I have multiple appliances in our environment.
We have added multiple appliances in storage group. I have few queries:
1: If server will be backed up on 1 appliance then will dedup work on all appliances or will it take full backup first on all appliances in that SG then dedup will be in effect.
2. As per my understanding it will take backup copy on all appliances then dedup will work as per appliance then do we need to configure policies appliance wise?
"added multiple appliances in storage group", the storage group you mentioned, is it storage unit group?
Upon configuration, appliance comes with both dedup (MSDP) & AdvancedDisk pool. You can have your backups all going into MSDP pool - the dedup operation works internally and you don't have to worry about it. To configure the backup, create policy and direct it to a storage unit you created for the MSDP pool.

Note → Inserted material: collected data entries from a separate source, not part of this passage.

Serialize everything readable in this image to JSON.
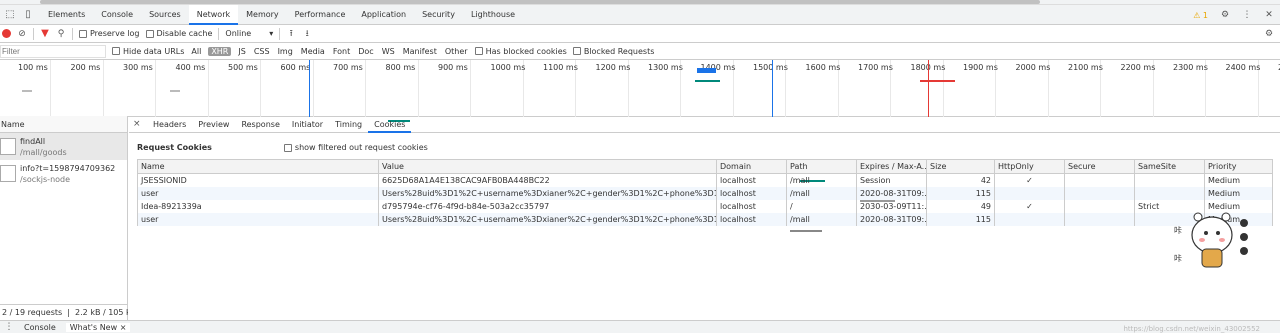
{
  "devtools": {
    "panels": [
      "Elements",
      "Console",
      "Sources",
      "Network",
      "Memory",
      "Performance",
      "Application",
      "Security",
      "Lighthouse"
    ],
    "active_panel": "Network",
    "warning_count": "1"
  },
  "toolbar": {
    "preserve_log": "Preserve log",
    "disable_cache": "Disable cache",
    "throttle": "Online"
  },
  "filterbar": {
    "placeholder": "Filter",
    "hide_data_urls": "Hide data URLs",
    "types": [
      "All",
      "XHR",
      "JS",
      "CSS",
      "Img",
      "Media",
      "Font",
      "Doc",
      "WS",
      "Manifest",
      "Other"
    ],
    "selected_type": "XHR",
    "has_blocked_cookies": "Has blocked cookies",
    "blocked_requests": "Blocked Requests"
  },
  "overview": {
    "ticks": [
      "100 ms",
      "200 ms",
      "300 ms",
      "400 ms",
      "500 ms",
      "600 ms",
      "700 ms",
      "800 ms",
      "900 ms",
      "1000 ms",
      "1100 ms",
      "1200 ms",
      "1300 ms",
      "1400 ms",
      "1500 ms",
      "1600 ms",
      "1700 ms",
      "1800 ms",
      "1900 ms",
      "2000 ms",
      "2100 ms",
      "2200 ms",
      "2300 ms",
      "2400 ms",
      "25"
    ],
    "colors": {
      "dom_content_loaded": "#1a73e8",
      "load": "#e53935",
      "request": "#00897b"
    }
  },
  "requests": {
    "header": "Name",
    "items": [
      {
        "name": "findAll",
        "path": "/mall/goods"
      },
      {
        "name": "info?t=1598794709362",
        "path": "/sockjs-node"
      }
    ],
    "status": "2 / 19 requests",
    "transferred": "2.2 kB / 105 kB t"
  },
  "details": {
    "close": "×",
    "tabs": [
      "Headers",
      "Preview",
      "Response",
      "Initiator",
      "Timing",
      "Cookies"
    ],
    "active_tab": "Cookies",
    "section_title": "Request Cookies",
    "show_filtered": "show filtered out request cookies"
  },
  "cookies": {
    "columns": [
      "Name",
      "Value",
      "Domain",
      "Path",
      "Expires / Max-A...",
      "Size",
      "HttpOnly",
      "Secure",
      "SameSite",
      "Priority"
    ],
    "rows": [
      [
        "JSESSIONID",
        "6625D68A1A4E138CAC9AFB0BA448BC22",
        "localhost",
        "/mall",
        "Session",
        "42",
        "✓",
        "",
        "",
        "Medium"
      ],
      [
        "user",
        "Users%28uid%3D1%2C+username%3Dxianer%2C+gender%3D1%2C+phone%3D18838060...",
        "localhost",
        "/mall",
        "2020-08-31T09:...",
        "115",
        "",
        "",
        "",
        "Medium"
      ],
      [
        "Idea-8921339a",
        "d795794e-cf76-4f9d-b84e-503a2cc35797",
        "localhost",
        "/",
        "2030-03-09T11:...",
        "49",
        "✓",
        "",
        "Strict",
        "Medium"
      ],
      [
        "user",
        "Users%28uid%3D1%2C+username%3Dxianer%2C+gender%3D1%2C+phone%3D18838060...",
        "localhost",
        "/mall",
        "2020-08-31T09:...",
        "115",
        "",
        "",
        "",
        "Medium"
      ]
    ]
  },
  "drawer": {
    "tabs": [
      "Console",
      "What's New"
    ],
    "close": "×"
  },
  "watermark": "https://blog.csdn.net/weixin_43002552"
}
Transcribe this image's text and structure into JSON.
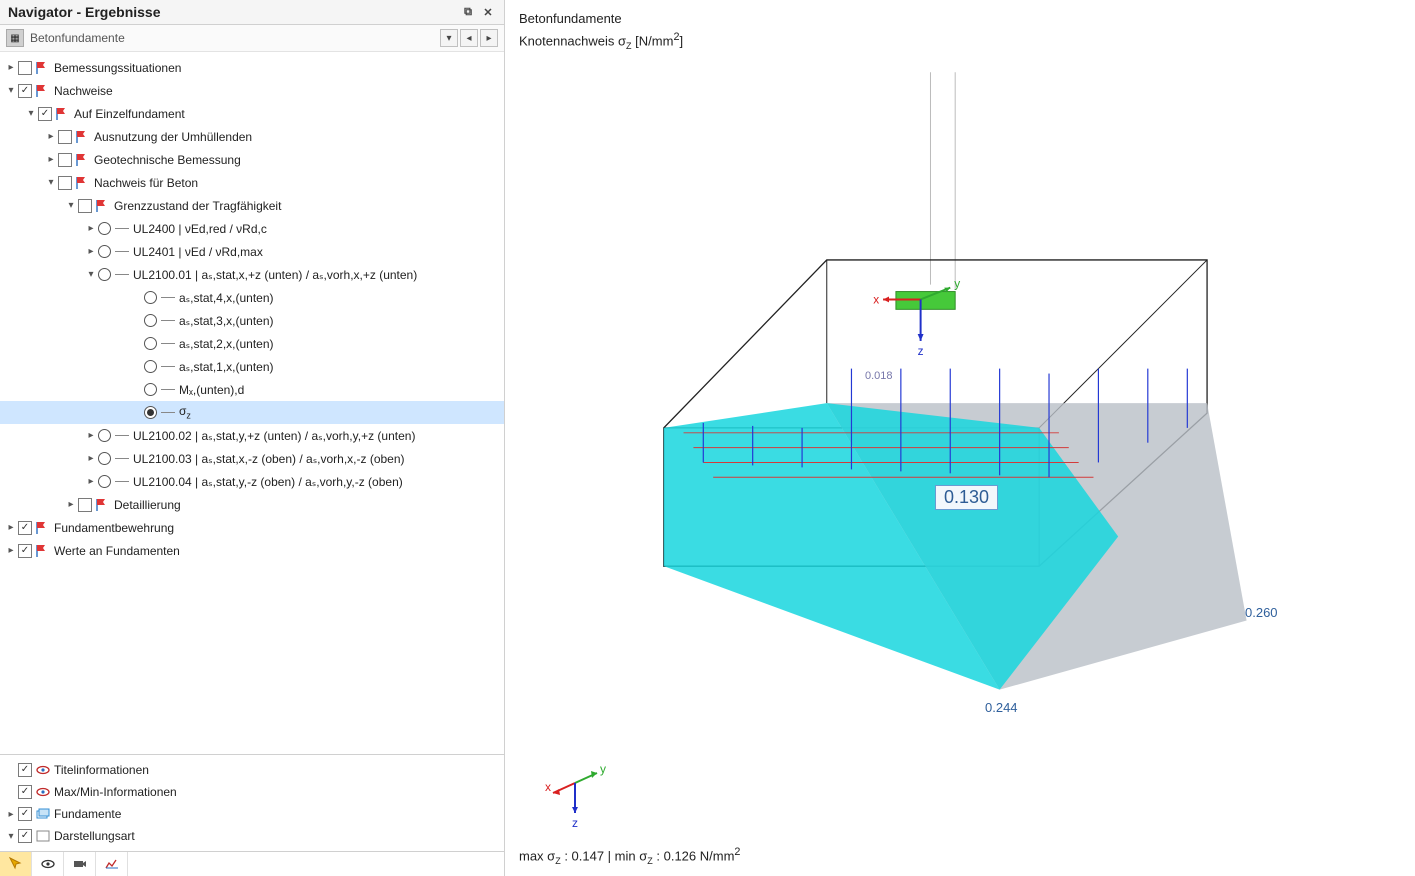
{
  "panel": {
    "title": "Navigator - Ergebnisse",
    "breadcrumb": "Betonfundamente"
  },
  "tree": {
    "bemessung": "Bemessungssituationen",
    "nachweise": "Nachweise",
    "einzel": "Auf Einzelfundament",
    "ausnutzung": "Ausnutzung der Umhüllenden",
    "geotech": "Geotechnische Bemessung",
    "beton": "Nachweis für Beton",
    "grenz": "Grenzzustand der Tragfähigkeit",
    "ul2400": "UL2400 | νEd,red / νRd,c",
    "ul2401": "UL2401 | νEd / νRd,max",
    "ul2100_01": "UL2100.01 | aₛ,stat,x,+z (unten) / aₛ,vorh,x,+z (unten)",
    "a4": "aₛ,stat,4,x,(unten)",
    "a3": "aₛ,stat,3,x,(unten)",
    "a2": "aₛ,stat,2,x,(unten)",
    "a1": "aₛ,stat,1,x,(unten)",
    "mx": "Mₓ,(unten),d",
    "sigz": "σz",
    "ul2100_02": "UL2100.02 | aₛ,stat,y,+z (unten) / aₛ,vorh,y,+z (unten)",
    "ul2100_03": "UL2100.03 | aₛ,stat,x,-z (oben) / aₛ,vorh,x,-z (oben)",
    "ul2100_04": "UL2100.04 | aₛ,stat,y,-z (oben) / aₛ,vorh,y,-z (oben)",
    "detail": "Detaillierung",
    "fundbew": "Fundamentbewehrung",
    "werte": "Werte an Fundamenten"
  },
  "bottom": {
    "titel": "Titelinformationen",
    "maxmin": "Max/Min-Informationen",
    "fund": "Fundamente",
    "darst": "Darstellungsart"
  },
  "viewport": {
    "title_l1": "Betonfundamente",
    "title_l2_a": "Knotennachweis σ",
    "title_l2_sub": "Z",
    "title_l2_b": " [N/mm",
    "title_l2_sup": "2",
    "title_l2_c": "]",
    "footer_a": "max σ",
    "footer_sub": "Z",
    "footer_b": " : 0.147 | min σ",
    "footer_c": " : 0.126 N/mm",
    "value_near": "0.018",
    "value_box": "0.130",
    "value_far1": "0.260",
    "value_far2": "0.244",
    "triad_x": "x",
    "triad_y": "y",
    "triad_z": "z",
    "axis_x": "x",
    "axis_y": "y",
    "axis_z": "z"
  }
}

Deduplication works across all backups on a single appliance. I have seen deduplication work on the very first backup to an appliance from the very first client in an environment. It is not on a client by client basis. If client B has matching blocks that client A had pushed across to MSDP X then the blocks will be discarded. However the blocks need to be on MSDP X even if they are on MSDP Y and MSDP Z, MSDP X needs to get them from somewhere in order for deduplication to work. SO to answer your questions:
Riann: In my environment we have 5220 and 5230.
Watson: Yes it Storage unit group.
I understand this but my question is as we have mentioned storage group in policy and in storage group we have X and Y appliances. If they are taking backup of client C first time and used X appliance. In second backup C client used Y appliance. Will it dedup data with ref to X or not?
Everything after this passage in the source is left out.